Je me drogue

Je me lève, je déjeune, je m’assieds et j’écris. J’écris. J’écris. Je ne peux rien faire d’autre, je n’ai le droit de rien faire d’autre. On me subventionne, on croit un peu en moi, pas grand monde, deux mécènes. Je ne peux pas les décevoir. Je ne peux pas échouer. J’écris. Le premier roman est publié, on en vend, pas assez pour survivre. Alors j’écris. Pour me donner une chance. Que quelque chose quelque part se passe. J’écris. Ca va démarrer. Ca doit démarrer. Alors j’écris. Des nouvelles, des romans, des textes courts. Il faut que la mayonnaise prenne. Ca va prendre. J’écris.

Et puis tout se ramollit. Les sentiments je les écris. Juste. Je les écris. Je me sèche. Je ne sens plus rien. Les sourires, je les écris. Je ne les vois plus, je les écris. Les conversations, je les écris. Je les écoute de loin, mais je les écris. Les paysages, je les écris. Je les vois et je les écris. Je suis sec. Je suis terriblement sec. 

Au début, on m’a dit que l’écriture était une thérapie.

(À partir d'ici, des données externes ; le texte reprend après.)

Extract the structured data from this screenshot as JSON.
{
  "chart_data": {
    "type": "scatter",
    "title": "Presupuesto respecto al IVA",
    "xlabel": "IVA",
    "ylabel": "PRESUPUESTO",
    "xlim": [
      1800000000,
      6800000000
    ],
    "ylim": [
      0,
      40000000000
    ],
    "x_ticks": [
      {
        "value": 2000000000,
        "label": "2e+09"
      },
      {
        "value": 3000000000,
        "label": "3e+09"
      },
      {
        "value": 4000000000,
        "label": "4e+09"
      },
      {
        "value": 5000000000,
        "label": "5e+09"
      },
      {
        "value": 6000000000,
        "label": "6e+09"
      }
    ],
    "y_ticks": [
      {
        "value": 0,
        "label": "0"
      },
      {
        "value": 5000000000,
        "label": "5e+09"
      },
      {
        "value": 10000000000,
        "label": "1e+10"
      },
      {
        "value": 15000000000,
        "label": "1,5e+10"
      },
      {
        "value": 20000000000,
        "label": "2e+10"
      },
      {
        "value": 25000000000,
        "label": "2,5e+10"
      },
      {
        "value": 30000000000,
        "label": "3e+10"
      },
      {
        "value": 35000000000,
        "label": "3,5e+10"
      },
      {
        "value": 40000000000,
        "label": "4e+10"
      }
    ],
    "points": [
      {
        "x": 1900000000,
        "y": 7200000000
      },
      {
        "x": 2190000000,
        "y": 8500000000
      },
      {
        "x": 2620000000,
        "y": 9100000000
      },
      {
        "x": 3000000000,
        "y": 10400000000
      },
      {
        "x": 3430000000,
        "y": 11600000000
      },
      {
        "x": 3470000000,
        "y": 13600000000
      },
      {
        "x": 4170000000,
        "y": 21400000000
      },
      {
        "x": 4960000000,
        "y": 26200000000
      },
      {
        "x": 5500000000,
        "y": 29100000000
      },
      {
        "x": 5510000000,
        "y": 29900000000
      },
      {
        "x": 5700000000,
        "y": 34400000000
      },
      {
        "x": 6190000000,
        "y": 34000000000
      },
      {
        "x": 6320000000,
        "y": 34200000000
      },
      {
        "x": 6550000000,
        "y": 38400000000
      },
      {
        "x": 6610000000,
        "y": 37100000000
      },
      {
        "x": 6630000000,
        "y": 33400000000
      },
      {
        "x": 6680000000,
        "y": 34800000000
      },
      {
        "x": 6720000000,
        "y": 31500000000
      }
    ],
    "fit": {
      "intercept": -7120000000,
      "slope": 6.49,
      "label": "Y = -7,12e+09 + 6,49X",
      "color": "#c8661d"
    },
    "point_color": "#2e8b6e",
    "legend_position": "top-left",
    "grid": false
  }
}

Je ne pense pas. Je n’avais rien à thérapisser. Rien de fondamental. C’est devenu machinal, j’entends les conversations et je rêve déjà de les écrire, je vois un ciel lavandé, ravagé par les nuages et je rêve de l’écrire, je tombe amoureux et je rêve de l’écrire. Je ne suis plus là, je ne suis plus nulle part. J’écris. Je ne filtre plus rien. Ca passe de mes sens à mes doigts. Je ne ressens plus, je m’assèche. Les drogues dures font ça. L’écriture est ma drogue dure. Je me drogue. Et je l’ai découvert ce matin.